The law firm, with 10 offices nationwide including five in Florida and one in Tampa, recently published the 2017 Carlton Fields Class Action Survey. One highlight: After steadily decreasing expenditures from 2010 to 2014, spending on defense for class action lawsuits rose in 2016 for the second consecutive year.

Companies across multiple industries spent $2.17 billion defending class action lawsuits in 2016, the report shows. That's up from $2.10 billion in 2015 and a decade-low $2.03 billion in 2014. It also accounted for 11.2% of all litigation spending in the United States. The spending uptick occurred even though the percentage of companies that reported facing class action lawsuits on an on-going basis has normalized, from a high of 60.6% in 2015 to 53.8% last year.

“There appears to be a trending increase in the magnitude of class actions, with companies facing increasingly higher risk and exposure,” says Julianna McCabe, director of Carlton Fields' Class Action Survey and chair of the firm's National Class Actions practice group, in a statement. “Understandably, companies are spending more to manage that increased exposure.”

The survey is based on 387 in-depth interviews with general counsel, chief legal officers and direct reports to general counsel of 373 companies. Businesses that participated in the survey, from more than 25 industries, had average annual revenue of $13.8 billion and median annual revenue of $4.9 billion.

From a company's general counsel standpoint, even more alarming than the rise in spending on defense work in class action cases is the actual lawsuits being filed. To wit: the number of companies facing so-called bet-the-company class actions doubled, from 8.3% in 2015 to 16.7% in 2016. Bet-the-company cases are lawsuits that, if the plaintiff wins, could destroy the entire business. Bet-the-company and high-risk cases combined increased from 9.5% in 2015 to 25.3% in 2016, the report shows.

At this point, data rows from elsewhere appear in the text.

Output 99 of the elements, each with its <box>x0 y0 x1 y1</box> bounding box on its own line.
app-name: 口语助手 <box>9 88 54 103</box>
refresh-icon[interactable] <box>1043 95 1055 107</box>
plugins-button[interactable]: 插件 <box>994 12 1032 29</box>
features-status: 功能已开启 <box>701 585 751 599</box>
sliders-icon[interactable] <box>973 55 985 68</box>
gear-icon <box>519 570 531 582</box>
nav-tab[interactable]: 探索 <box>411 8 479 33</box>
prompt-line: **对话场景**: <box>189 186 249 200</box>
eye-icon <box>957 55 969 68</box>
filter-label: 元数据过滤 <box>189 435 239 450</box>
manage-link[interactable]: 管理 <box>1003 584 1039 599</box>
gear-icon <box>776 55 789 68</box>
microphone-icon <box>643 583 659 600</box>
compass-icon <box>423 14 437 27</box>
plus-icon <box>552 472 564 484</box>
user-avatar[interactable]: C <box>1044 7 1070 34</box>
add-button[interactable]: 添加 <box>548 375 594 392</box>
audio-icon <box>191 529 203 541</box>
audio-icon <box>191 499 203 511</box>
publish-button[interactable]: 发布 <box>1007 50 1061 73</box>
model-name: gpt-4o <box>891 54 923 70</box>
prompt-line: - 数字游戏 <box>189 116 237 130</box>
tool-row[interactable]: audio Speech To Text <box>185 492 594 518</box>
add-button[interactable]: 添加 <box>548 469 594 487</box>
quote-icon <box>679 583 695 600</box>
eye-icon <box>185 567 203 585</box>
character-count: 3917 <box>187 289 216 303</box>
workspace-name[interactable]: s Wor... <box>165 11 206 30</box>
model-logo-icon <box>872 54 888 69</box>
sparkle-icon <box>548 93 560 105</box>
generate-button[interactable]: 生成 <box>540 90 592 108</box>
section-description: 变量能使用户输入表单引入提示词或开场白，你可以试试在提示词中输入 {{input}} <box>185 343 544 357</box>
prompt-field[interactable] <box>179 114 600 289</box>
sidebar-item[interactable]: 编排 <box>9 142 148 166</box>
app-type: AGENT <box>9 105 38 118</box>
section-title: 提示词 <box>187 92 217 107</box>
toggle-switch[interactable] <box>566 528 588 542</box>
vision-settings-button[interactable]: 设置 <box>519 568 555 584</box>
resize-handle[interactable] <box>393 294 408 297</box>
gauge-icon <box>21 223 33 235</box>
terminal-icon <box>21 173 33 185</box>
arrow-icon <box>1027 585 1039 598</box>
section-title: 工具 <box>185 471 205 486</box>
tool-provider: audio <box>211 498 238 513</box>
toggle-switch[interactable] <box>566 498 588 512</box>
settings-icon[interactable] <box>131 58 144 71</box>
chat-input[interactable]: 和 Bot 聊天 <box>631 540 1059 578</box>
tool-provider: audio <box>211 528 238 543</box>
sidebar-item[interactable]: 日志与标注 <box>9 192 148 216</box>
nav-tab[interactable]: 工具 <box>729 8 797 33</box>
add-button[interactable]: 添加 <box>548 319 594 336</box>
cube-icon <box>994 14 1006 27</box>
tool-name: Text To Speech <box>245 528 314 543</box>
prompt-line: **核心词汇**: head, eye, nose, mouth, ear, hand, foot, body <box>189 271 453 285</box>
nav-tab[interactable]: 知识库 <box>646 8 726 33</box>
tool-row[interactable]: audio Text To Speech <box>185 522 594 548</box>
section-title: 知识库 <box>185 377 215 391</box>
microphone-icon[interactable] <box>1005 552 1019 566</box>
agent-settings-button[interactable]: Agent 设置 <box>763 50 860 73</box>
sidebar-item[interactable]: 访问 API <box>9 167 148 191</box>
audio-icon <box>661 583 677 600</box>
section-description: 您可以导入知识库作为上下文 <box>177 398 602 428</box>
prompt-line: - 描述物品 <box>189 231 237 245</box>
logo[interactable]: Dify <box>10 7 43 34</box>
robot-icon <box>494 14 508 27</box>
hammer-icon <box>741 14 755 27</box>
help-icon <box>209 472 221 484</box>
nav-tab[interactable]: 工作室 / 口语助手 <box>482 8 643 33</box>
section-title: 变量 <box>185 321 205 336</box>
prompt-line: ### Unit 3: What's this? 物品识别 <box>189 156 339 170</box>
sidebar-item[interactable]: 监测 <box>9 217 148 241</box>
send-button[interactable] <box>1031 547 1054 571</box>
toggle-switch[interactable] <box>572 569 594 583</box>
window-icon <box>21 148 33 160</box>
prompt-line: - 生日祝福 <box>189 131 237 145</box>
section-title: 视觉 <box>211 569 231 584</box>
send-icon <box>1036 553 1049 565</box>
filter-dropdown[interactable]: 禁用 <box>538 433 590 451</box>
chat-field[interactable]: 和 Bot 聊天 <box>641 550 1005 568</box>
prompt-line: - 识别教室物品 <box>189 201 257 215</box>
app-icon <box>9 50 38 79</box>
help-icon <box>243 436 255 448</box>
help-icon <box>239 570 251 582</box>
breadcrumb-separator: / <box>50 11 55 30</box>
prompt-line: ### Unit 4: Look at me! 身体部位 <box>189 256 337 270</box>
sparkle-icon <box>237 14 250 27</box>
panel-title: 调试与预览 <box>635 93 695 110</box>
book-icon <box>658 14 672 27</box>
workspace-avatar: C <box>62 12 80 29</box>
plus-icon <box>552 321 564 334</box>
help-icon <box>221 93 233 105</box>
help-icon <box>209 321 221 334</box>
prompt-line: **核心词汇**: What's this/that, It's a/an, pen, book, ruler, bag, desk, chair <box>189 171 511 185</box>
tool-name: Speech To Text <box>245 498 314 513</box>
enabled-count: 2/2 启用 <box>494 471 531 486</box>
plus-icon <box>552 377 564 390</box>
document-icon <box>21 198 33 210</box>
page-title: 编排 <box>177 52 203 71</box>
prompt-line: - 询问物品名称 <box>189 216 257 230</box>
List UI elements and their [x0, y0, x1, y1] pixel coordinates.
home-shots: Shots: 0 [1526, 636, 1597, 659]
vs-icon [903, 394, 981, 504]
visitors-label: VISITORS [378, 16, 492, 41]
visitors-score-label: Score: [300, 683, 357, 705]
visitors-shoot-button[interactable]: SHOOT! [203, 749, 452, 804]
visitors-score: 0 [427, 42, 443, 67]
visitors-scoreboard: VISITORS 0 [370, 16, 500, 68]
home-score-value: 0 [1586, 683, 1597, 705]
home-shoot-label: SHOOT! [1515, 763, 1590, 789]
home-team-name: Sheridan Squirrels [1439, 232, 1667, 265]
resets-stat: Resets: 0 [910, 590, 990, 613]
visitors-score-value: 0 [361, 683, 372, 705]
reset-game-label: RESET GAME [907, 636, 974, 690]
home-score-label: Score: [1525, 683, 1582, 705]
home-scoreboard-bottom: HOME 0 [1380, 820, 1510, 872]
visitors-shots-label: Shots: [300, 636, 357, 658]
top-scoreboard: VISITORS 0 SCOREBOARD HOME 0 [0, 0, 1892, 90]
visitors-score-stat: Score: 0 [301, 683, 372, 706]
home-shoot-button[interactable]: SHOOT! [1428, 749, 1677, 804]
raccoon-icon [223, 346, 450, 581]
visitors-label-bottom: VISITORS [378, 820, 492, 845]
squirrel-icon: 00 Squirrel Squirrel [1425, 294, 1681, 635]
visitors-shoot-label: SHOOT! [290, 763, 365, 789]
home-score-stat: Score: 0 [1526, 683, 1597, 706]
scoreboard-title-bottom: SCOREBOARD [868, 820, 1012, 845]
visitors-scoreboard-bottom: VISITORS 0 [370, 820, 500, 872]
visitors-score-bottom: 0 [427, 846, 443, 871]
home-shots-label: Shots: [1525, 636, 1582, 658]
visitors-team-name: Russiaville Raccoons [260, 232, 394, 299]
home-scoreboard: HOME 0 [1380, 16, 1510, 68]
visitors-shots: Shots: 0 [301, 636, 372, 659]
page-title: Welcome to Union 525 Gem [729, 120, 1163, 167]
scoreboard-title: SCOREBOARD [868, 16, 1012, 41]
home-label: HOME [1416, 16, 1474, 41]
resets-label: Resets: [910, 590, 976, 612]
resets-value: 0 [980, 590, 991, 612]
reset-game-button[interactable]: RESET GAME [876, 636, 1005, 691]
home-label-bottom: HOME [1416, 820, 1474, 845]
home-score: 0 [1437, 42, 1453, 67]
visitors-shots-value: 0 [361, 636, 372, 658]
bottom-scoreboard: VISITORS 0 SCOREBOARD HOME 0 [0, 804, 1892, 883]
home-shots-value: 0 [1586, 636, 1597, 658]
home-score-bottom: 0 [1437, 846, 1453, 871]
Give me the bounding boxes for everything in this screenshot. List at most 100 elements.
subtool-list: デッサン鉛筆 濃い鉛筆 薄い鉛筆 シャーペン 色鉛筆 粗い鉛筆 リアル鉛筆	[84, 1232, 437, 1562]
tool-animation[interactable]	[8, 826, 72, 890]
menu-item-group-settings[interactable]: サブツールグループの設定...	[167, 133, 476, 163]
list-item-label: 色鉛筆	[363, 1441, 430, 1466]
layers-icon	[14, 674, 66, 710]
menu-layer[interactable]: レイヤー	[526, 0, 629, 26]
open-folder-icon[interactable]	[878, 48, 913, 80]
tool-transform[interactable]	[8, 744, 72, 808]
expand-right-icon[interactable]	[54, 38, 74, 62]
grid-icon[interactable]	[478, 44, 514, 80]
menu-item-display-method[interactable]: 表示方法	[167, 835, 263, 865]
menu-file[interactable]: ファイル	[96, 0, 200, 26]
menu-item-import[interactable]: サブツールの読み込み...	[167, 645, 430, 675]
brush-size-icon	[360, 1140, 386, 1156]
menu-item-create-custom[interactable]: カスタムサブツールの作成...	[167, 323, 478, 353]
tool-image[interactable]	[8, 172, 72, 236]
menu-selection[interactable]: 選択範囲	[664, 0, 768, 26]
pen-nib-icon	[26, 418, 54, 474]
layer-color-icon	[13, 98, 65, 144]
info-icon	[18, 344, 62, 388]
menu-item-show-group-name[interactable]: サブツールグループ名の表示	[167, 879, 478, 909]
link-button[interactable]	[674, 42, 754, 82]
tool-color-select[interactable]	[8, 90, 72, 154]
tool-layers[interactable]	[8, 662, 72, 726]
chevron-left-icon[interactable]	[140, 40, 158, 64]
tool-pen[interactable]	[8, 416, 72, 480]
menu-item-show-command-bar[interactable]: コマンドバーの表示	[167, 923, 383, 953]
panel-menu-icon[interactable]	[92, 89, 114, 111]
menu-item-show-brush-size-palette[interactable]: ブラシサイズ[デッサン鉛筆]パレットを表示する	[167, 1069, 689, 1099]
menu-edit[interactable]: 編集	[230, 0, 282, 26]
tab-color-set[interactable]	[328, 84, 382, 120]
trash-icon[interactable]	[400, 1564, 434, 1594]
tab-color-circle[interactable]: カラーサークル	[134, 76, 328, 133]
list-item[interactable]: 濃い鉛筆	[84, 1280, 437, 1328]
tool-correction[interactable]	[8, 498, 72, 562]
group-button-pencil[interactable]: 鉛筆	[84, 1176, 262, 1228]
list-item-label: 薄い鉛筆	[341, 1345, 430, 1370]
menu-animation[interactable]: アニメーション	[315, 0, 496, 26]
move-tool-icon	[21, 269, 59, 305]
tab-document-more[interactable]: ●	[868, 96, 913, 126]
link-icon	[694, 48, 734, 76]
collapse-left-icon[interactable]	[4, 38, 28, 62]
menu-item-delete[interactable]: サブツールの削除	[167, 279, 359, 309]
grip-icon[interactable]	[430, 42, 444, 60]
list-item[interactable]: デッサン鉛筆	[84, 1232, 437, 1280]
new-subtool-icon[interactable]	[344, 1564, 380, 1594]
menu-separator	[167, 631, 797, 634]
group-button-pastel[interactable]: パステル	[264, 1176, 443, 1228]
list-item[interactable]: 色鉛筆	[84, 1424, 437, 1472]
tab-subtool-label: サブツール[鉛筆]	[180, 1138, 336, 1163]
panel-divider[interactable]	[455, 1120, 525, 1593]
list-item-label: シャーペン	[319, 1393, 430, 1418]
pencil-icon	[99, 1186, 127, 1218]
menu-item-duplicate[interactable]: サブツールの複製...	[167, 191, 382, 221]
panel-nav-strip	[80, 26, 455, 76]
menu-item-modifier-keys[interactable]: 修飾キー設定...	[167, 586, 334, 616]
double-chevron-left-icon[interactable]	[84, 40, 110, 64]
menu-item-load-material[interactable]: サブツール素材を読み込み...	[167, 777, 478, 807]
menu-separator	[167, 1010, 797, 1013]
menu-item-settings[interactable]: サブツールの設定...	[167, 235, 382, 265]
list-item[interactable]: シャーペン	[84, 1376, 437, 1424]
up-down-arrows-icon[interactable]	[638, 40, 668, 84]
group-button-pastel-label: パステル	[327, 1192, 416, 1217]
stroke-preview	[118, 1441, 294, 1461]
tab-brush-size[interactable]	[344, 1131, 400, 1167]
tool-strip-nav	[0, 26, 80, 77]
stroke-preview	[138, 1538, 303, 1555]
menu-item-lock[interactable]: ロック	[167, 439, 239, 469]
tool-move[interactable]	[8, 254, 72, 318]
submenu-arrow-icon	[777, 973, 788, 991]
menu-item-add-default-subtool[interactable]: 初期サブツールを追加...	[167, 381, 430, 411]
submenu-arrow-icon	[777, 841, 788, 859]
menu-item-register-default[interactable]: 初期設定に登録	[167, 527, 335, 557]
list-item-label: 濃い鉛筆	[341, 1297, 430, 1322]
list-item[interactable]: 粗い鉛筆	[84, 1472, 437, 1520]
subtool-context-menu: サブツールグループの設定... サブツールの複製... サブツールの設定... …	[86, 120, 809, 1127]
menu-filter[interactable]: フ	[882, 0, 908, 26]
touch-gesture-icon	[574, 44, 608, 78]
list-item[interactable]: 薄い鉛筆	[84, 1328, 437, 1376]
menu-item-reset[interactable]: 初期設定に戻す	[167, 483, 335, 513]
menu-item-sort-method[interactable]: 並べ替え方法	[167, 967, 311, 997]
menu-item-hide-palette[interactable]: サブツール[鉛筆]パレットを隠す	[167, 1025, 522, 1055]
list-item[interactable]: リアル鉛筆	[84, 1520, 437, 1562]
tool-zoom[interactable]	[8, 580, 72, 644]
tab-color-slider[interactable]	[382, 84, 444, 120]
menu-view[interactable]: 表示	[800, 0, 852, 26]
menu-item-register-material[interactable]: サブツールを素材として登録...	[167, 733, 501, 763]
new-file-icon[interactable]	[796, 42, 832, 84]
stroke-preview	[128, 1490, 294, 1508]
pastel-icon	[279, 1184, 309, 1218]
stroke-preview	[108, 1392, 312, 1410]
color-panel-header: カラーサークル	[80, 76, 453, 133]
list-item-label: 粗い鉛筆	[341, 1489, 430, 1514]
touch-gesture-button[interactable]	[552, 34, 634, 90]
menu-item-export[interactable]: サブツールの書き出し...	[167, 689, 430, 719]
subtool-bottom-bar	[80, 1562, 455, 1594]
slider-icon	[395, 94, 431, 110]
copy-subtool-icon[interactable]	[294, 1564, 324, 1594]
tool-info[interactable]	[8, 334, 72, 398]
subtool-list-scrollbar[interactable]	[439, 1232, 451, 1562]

Other survey nuggets include:
Corporate legal departments continue to use fewer in-house attorneys to manage caseloads.
Labor and employment matters displaced consumer fraud as the most common type of class action lawsuit in 2016. Labor and employment now accounts for 37.7% of class actions and 38.9% of spending, the survey reports.
Survey respondents report that wage and hour cases are the most anticipated next wave of class actions, at 25.9%, followed closely by Telephone Consumer Protection Act cases, at 22.2%.